I can remember in seminary that I was frustrated, frustrated beyond belief. The world was changing and the church was dragging its feet to catch up. Everyone knows that the culture, technology, ideology of the church is at least ten years behind if not a few centuries. Change couldn't come soon enough. Shortfalls are the easiest to spot in almost every scenario and belief, thus I wanted to change all things that I didn't like about the church. Certainly some of things were more noble than others. Certainly the church does need to change. But at the same time, I can't help but wonder if there is something right about slow change.
It could be that my frustration grew out of my own postmodern expediencies for instant change and the unsatiable desire for the new. Of course who wouldn't living in a culture full of instant meals, coffee, community (internet), and artificial desires created by marketing geniuses to trick us into simpy wanting the new car, house, phone, book series, shoes, etc)
I wonder if the many friends I have who are in that same place of frustration with the church are there because of the culture we live in. Certainly I believe they, as I did and still do, had good if not the best intentions for the church, the gospel, and engaging the world, but often our best intentions go awry due to the impervious nature of being honest and truthful with ourselves.
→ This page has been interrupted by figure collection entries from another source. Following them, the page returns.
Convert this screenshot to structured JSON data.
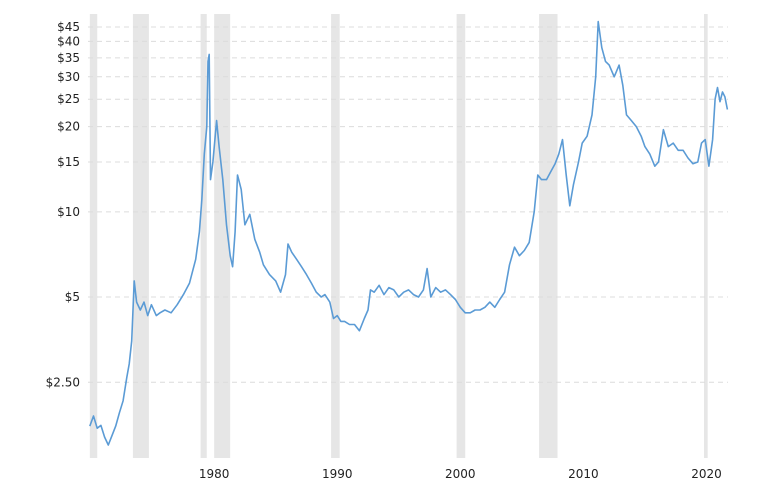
{
  "chart_data": {
    "type": "line",
    "title": "",
    "xlabel": "",
    "ylabel": "",
    "y_scale": "log",
    "xlim": [
      1969.75,
      2021.75
    ],
    "ylim": [
      1.35,
      50
    ],
    "y_ticks": [
      {
        "value": 2.5,
        "label": "$2.50"
      },
      {
        "value": 5,
        "label": "$5"
      },
      {
        "value": 10,
        "label": "$10"
      },
      {
        "value": 15,
        "label": "$15"
      },
      {
        "value": 20,
        "label": "$20"
      },
      {
        "value": 25,
        "label": "$25"
      },
      {
        "value": 30,
        "label": "$30"
      },
      {
        "value": 35,
        "label": "$35"
      },
      {
        "value": 40,
        "label": "$40"
      },
      {
        "value": 45,
        "label": "$45"
      }
    ],
    "x_ticks": [
      {
        "value": 1980,
        "label": "1980"
      },
      {
        "value": 1990,
        "label": "1990"
      },
      {
        "value": 2000,
        "label": "2000"
      },
      {
        "value": 2010,
        "label": "2010"
      },
      {
        "value": 2020,
        "label": "2020"
      }
    ],
    "recession_bands": [
      [
        1969.9,
        1970.5
      ],
      [
        1973.4,
        1974.7
      ],
      [
        1978.9,
        1979.4
      ],
      [
        1980.0,
        1981.3
      ],
      [
        1989.5,
        1990.2
      ],
      [
        1999.7,
        2000.4
      ],
      [
        2006.4,
        2007.9
      ],
      [
        2019.8,
        2020.1
      ]
    ],
    "series": [
      {
        "color": "#5b9bd5",
        "points": [
          [
            1969.9,
            1.75
          ],
          [
            1970.2,
            1.9
          ],
          [
            1970.5,
            1.72
          ],
          [
            1970.8,
            1.76
          ],
          [
            1971.1,
            1.6
          ],
          [
            1971.4,
            1.5
          ],
          [
            1971.7,
            1.62
          ],
          [
            1972.0,
            1.75
          ],
          [
            1972.3,
            1.95
          ],
          [
            1972.6,
            2.15
          ],
          [
            1972.9,
            2.6
          ],
          [
            1973.1,
            2.9
          ],
          [
            1973.3,
            3.5
          ],
          [
            1973.5,
            5.7
          ],
          [
            1973.7,
            4.8
          ],
          [
            1974.0,
            4.5
          ],
          [
            1974.3,
            4.8
          ],
          [
            1974.6,
            4.3
          ],
          [
            1974.9,
            4.7
          ],
          [
            1975.3,
            4.3
          ],
          [
            1975.6,
            4.4
          ],
          [
            1976.0,
            4.5
          ],
          [
            1976.5,
            4.4
          ],
          [
            1977.0,
            4.7
          ],
          [
            1977.5,
            5.1
          ],
          [
            1978.0,
            5.6
          ],
          [
            1978.5,
            6.8
          ],
          [
            1978.8,
            8.5
          ],
          [
            1979.0,
            11.0
          ],
          [
            1979.2,
            16.0
          ],
          [
            1979.4,
            20.0
          ],
          [
            1979.5,
            34.0
          ],
          [
            1979.6,
            36.0
          ],
          [
            1979.7,
            13.0
          ],
          [
            1979.9,
            15.0
          ],
          [
            1980.2,
            21.0
          ],
          [
            1980.4,
            17.0
          ],
          [
            1980.7,
            13.0
          ],
          [
            1981.0,
            9.0
          ],
          [
            1981.3,
            7.0
          ],
          [
            1981.5,
            6.4
          ],
          [
            1981.7,
            8.5
          ],
          [
            1981.9,
            13.5
          ],
          [
            1982.2,
            12.0
          ],
          [
            1982.5,
            9.0
          ],
          [
            1982.9,
            9.8
          ],
          [
            1983.3,
            8.0
          ],
          [
            1983.7,
            7.2
          ],
          [
            1984.0,
            6.5
          ],
          [
            1984.5,
            6.0
          ],
          [
            1985.0,
            5.7
          ],
          [
            1985.4,
            5.2
          ],
          [
            1985.8,
            6.0
          ],
          [
            1986.0,
            7.7
          ],
          [
            1986.3,
            7.2
          ],
          [
            1986.7,
            6.8
          ],
          [
            1987.1,
            6.4
          ],
          [
            1987.5,
            6.0
          ],
          [
            1987.9,
            5.6
          ],
          [
            1988.3,
            5.2
          ],
          [
            1988.7,
            5.0
          ],
          [
            1989.0,
            5.1
          ],
          [
            1989.4,
            4.8
          ],
          [
            1989.7,
            4.2
          ],
          [
            1990.0,
            4.3
          ],
          [
            1990.3,
            4.1
          ],
          [
            1990.6,
            4.1
          ],
          [
            1991.0,
            4.0
          ],
          [
            1991.4,
            4.0
          ],
          [
            1991.8,
            3.8
          ],
          [
            1992.2,
            4.2
          ],
          [
            1992.5,
            4.5
          ],
          [
            1992.7,
            5.3
          ],
          [
            1993.0,
            5.2
          ],
          [
            1993.4,
            5.5
          ],
          [
            1993.8,
            5.1
          ],
          [
            1994.2,
            5.4
          ],
          [
            1994.6,
            5.3
          ],
          [
            1995.0,
            5.0
          ],
          [
            1995.4,
            5.2
          ],
          [
            1995.8,
            5.3
          ],
          [
            1996.2,
            5.1
          ],
          [
            1996.6,
            5.0
          ],
          [
            1997.0,
            5.3
          ],
          [
            1997.3,
            6.3
          ],
          [
            1997.6,
            5.0
          ],
          [
            1998.0,
            5.4
          ],
          [
            1998.4,
            5.2
          ],
          [
            1998.8,
            5.3
          ],
          [
            1999.2,
            5.1
          ],
          [
            1999.6,
            4.9
          ],
          [
            2000.0,
            4.6
          ],
          [
            2000.4,
            4.4
          ],
          [
            2000.8,
            4.4
          ],
          [
            2001.2,
            4.5
          ],
          [
            2001.6,
            4.5
          ],
          [
            2002.0,
            4.6
          ],
          [
            2002.4,
            4.8
          ],
          [
            2002.8,
            4.6
          ],
          [
            2003.2,
            4.9
          ],
          [
            2003.6,
            5.2
          ],
          [
            2004.0,
            6.5
          ],
          [
            2004.4,
            7.5
          ],
          [
            2004.8,
            7.0
          ],
          [
            2005.2,
            7.3
          ],
          [
            2005.6,
            7.8
          ],
          [
            2006.0,
            10.0
          ],
          [
            2006.3,
            13.5
          ],
          [
            2006.6,
            13.0
          ],
          [
            2007.0,
            13.0
          ],
          [
            2007.4,
            14.0
          ],
          [
            2007.7,
            14.8
          ],
          [
            2008.0,
            16.0
          ],
          [
            2008.3,
            18.0
          ],
          [
            2008.6,
            13.5
          ],
          [
            2008.9,
            10.5
          ],
          [
            2009.2,
            12.5
          ],
          [
            2009.6,
            15.0
          ],
          [
            2009.9,
            17.5
          ],
          [
            2010.3,
            18.5
          ],
          [
            2010.7,
            22.0
          ],
          [
            2011.0,
            30.0
          ],
          [
            2011.2,
            47.0
          ],
          [
            2011.5,
            38.0
          ],
          [
            2011.8,
            34.0
          ],
          [
            2012.1,
            33.0
          ],
          [
            2012.5,
            30.0
          ],
          [
            2012.9,
            33.0
          ],
          [
            2013.2,
            28.0
          ],
          [
            2013.5,
            22.0
          ],
          [
            2013.9,
            21.0
          ],
          [
            2014.3,
            20.0
          ],
          [
            2014.7,
            18.5
          ],
          [
            2015.0,
            17.0
          ],
          [
            2015.4,
            16.0
          ],
          [
            2015.8,
            14.5
          ],
          [
            2016.1,
            15.0
          ],
          [
            2016.5,
            19.5
          ],
          [
            2016.9,
            17.0
          ],
          [
            2017.3,
            17.5
          ],
          [
            2017.7,
            16.5
          ],
          [
            2018.1,
            16.5
          ],
          [
            2018.5,
            15.5
          ],
          [
            2018.9,
            14.8
          ],
          [
            2019.3,
            15.0
          ],
          [
            2019.6,
            17.5
          ],
          [
            2019.9,
            18.0
          ],
          [
            2020.2,
            14.5
          ],
          [
            2020.5,
            18.0
          ],
          [
            2020.7,
            25.0
          ],
          [
            2020.9,
            27.5
          ],
          [
            2021.1,
            24.5
          ],
          [
            2021.3,
            26.5
          ],
          [
            2021.5,
            25.5
          ],
          [
            2021.7,
            23.0
          ]
        ]
      }
    ]
  }
}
We live in a culture of instant change and insatiable desire for the new. It could be best that the church operates on a different timeline. Communities of faith, theology lived and believed, and transformation are all best served over time.
Here are some quotes from RLP that were beautiful in proving the rightness of the Slow Church:
People tell me that the average stay for a pastor in an American church is 18 months. That astounds me. We might have a stack of rocks on our back porch for 18 months while we talk about what we should do with them. Most of our best stories span 5 or 6 years at least. It takes about a decade just to figure out what’s going on at our church.
If you are thinking we don’t get anything done, nothing could be further from the truth. We do things. We just do them slowly. With time as no burden or constraint, we find we can do a lot with our bare hands. Children built our rock-lined path through the woods. Children working with their hands the last Sunday morning of each month. It took 2 years, but why should that matter? I watched a lot of the construction process. The man who guided them was in no hurry and didn’t mind if they lengthened the path only a few feet a month. The children were laughing. They had fun. And they built something our community loves.
Things are settled into the ground and beautiful. These things exist because we’ve chosen to live our lives slowly and deliberately in this community. We’re living on Spirit time, not clock time.Don't hear me as swinging the pendulum as if the church doesn't need to change some things, certainly it must to survive and to communicate in the 21st Century. What needs to change along with the church though is our expectations for change. The new life so many of my frustrated friends, including myself, occurs within the slowing moving structures of the established and institutionalized, but it seems to me that too often we pull out of the farming business thinking it a failure long before seasons of harvest arise.
Patience is a virtue my momma always told me. Indeed, patience is essential for meaningful life in the church.